Stef did a sterling job presenting our paper on the scientific comparison of Smurfs (will add link to paper later):
In spite of the importance of Smurf comparison, the best paper award was awarded to our friends from Swansea for their work on the Visualisation of Sensor Data from Animal Movement! Remember to keep an eye out for our soon-to-appear InfoVis 2009 paper on the same topic, in cooperation with them.
Other papers / presentations that somehow stuck with me are (this is mostly due to my medvis bias and is not any reflection on the quality of the papers I do NOT list):
- Instant Volume Visualization using Maximum Intensity Difference Accumulation by Bruckner and Gröller (Vienna): By a continuous combination of DVR and MIP, this technique overcomes problems of both techniques. Minimal futzing with transfer functions, better depth than MIP, 35% improvement!
- Map Displays for the Analysis of Scalar Data on Cerebral Aneurysm Surfaces (no link available yet) by Neugebauer, Gasteiger, Beuing, Diehl, Skalej and Preim (Magdeburg): This is a great example of combining 3D with 2D to effectively visually represent complex simulation data. Also, much like our shoulder work, this is a text book example of the medical visualisation pipeline (acquisition, image processing, simulation / modelling, visualisation / interaction, evaluation).
The capstone on Friday by Helmut Grubmüller on Watching Biomolecular Nanomachines at Work was inspiring.

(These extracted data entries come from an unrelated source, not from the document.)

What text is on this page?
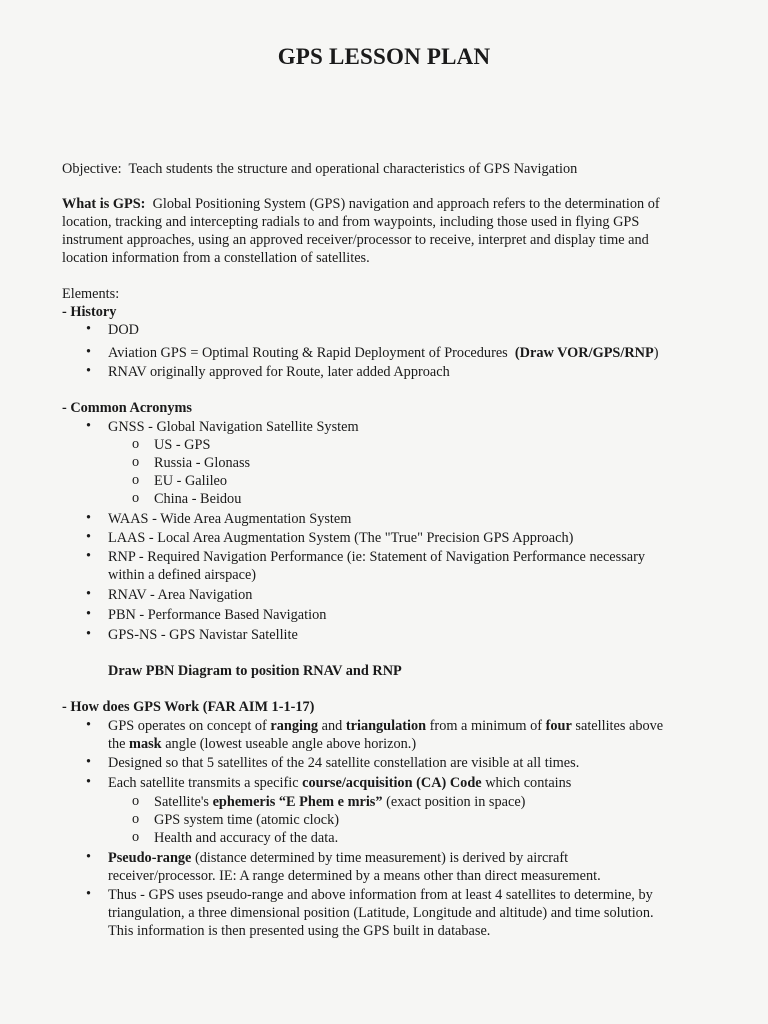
GPS LESSON PLAN
Objective: Teach students the structure and operational characteristics of GPS Navigation
What is GPS: Global Positioning System (GPS) navigation and approach refers to the determination of
location, tracking and intercepting radials to and from waypoints, including those used in flying GPS
instrument approaches, using an approved receiver/processor to receive, interpret and display time and
location information from a constellation of satellites.
Elements:
- History
• DOD
• Aviation GPS = Optimal Routing & Rapid Deployment of Procedures (Draw VOR/GPS/RNP)
• RNAV originally approved for Route, later added Approach
- Common Acronyms
• GNSS - Global Navigation Satellite System
o US - GPS
o Russia - Glonass
o EU - Galileo
o China - Beidou
• WAAS - Wide Area Augmentation System
• LAAS - Local Area Augmentation System (The "True" Precision GPS Approach)
• RNP - Required Navigation Performance (ie: Statement of Navigation Performance necessary
within a defined airspace)
• RNAV - Area Navigation
• PBN - Performance Based Navigation
• GPS-NS - GPS Navistar Satellite
Draw PBN Diagram to position RNAV and RNP
- How does GPS Work (FAR AIM 1-1-17)
• GPS operates on concept of ranging and triangulation from a minimum of four satellites above
the mask angle (lowest useable angle above horizon.)
• Designed so that 5 satellites of the 24 satellite constellation are visible at all times.
• Each satellite transmits a specific course/acquisition (CA) Code which contains
o Satellite's ephemeris “E Phem e mris” (exact position in space)
o GPS system time (atomic clock)
o Health and accuracy of the data.
• Pseudo-range (distance determined by time measurement) is derived by aircraft
receiver/processor. IE: A range determined by a means other than direct measurement.
• Thus - GPS uses pseudo-range and above information from at least 4 satellites to determine, by
triangulation, a three dimensional position (Latitude, Longitude and altitude) and time solution.
This information is then presented using the GPS built in database.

Besides the fact that he seems to publish papers with beautiful visualisations in Science every second week, he’s a fantastic speaker who was able to impress on us his wonder at these almost unfathomably tiny protein-component machines, with their rotating axes and all. Here’s another bad mobile phone photo of the man in action:
P.S. Of course our paper wasn’t really on Smurf comparison.
P.P.S. Petra Isenberg (winner of the 3d best paper award!) and Christopher Collins made a really cool and detailed write-up of Eurovis 2009 (slightly infovis-biased) at Information Aesthetics.